- Title screen
- Developer: Gameloft Beijing
- Publisher: Gameloft
- Series: Might and Magic
- Platforms: Keypad-based mobile phones Nintendo DSi
- Release: October 19, 2004 (mobile) February 1, 2010 (DSi)
- Genre: Action-adventure
- Mode: Single-player

= Might and Magic Mobile =

2004 video game

Might and Magic Mobile is an action-adventure video game developed by Gameloft Beijing and published by Gameloft. It was released for keypad-based mobile phones on October 19, 2004 and for the Nintendo DSi on February 1, 2010.
==Gameplay==
Might and Magic is am isometric action-adventure game that heavily involves puzzle-solving. As Ewan, the player is able to charge his sword to perform a special attack, use a grappling hook to reach high points, and use magic to freeze enemies, put out fires, and melt ice. As Lorean, they can use a bow and arrow to attack from a distance and double-jump. Kayn can transform into a bat to fly over gaps, ice, etc., turn into fog, and turn into a wolf (after which Ewan can get on him and jump higher).
==Plot==
For centuries, the world of Erathia has been devastated by a war between humans and demons.
To make matters worse, the king of the humans is being held prisoner by the demon armies. A young warrior named Ewan is sent to find the king by a mysterious nobleman named Mendes. On his way Ewan encounters Lorean, an elf archer, who helps him on his quest. Kayn, the captain of a group of mercenaries called the Unicorns, later appears and assists them in freeing the king.

The three then set out to kill the demon lord, who escapes after a fight with Ewan. The demon lord is confronted by Kayn; he attempts to make Kayn defect to the demons since the latter is a half-demon, but he reveals that he is not on the humans' side either; he says they are only his "tools". Ewan and Lorean overhear this and leave.
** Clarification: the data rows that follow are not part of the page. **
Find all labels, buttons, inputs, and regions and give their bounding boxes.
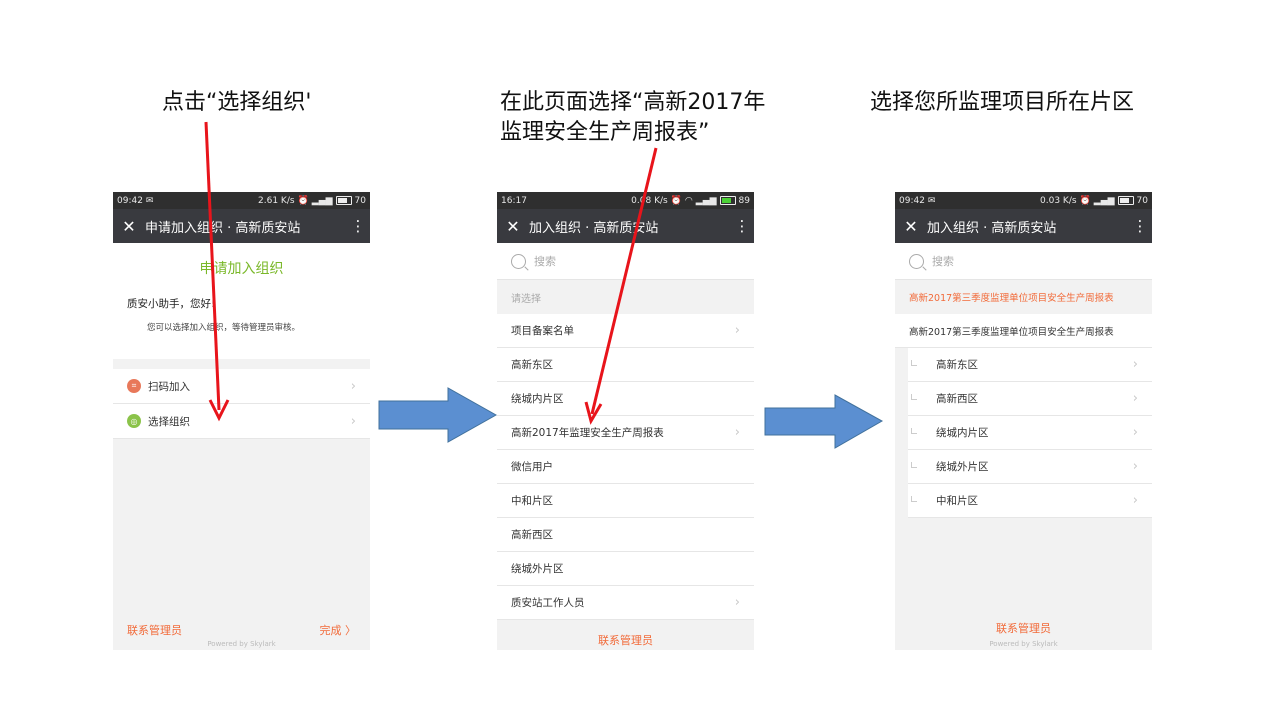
red-arrow-1-line [204, 121, 221, 411]
flow-arrow-2 [764, 394, 884, 449]
annotation-overlay [204, 121, 884, 449]
flow-arrow-1 [378, 387, 498, 443]
red-arrow-2-line [590, 147, 658, 415]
Mendes plans to reveal that Kayn is a half-demon so he will be able to become the king's right-hand man. Kayn overhears this and tells Ewan to meet him at the king's castle. He tells Ewan that Mendes is trying to prevent the return of the king, and has to be killed. Kayn confronts Mendes and kills him; a knight then attacks him and is also killed. Ewan refuses to help Kayn any further and the two get into a fight. They depart, and Kayn is arrested for killing Mendes. A year later, Lorean asks Ewan to help her rescue Kayn, and he agrees. They find Kayn heavily wounded; the demon lord appears and takes Kayn away. Ewan finds them and kills the demon lord and a three-headed dragon. Kayn apologizes for his actions. With the demons defeated, the humans start rebuilding Erathia.
==Prequel==
A prequel titled Might and Magic Mobile II was released in October 2007. The player assumes the role of Louis, Ewan's father, in his quest to prevent the resurrection of an evil dragon named Daraka. The game was released in February 2010 for the Nintendo DSi under the name Legends of Exidia.
==Reception==
GameSpot named Might and Magic Mobile the best mobile game of September 2004.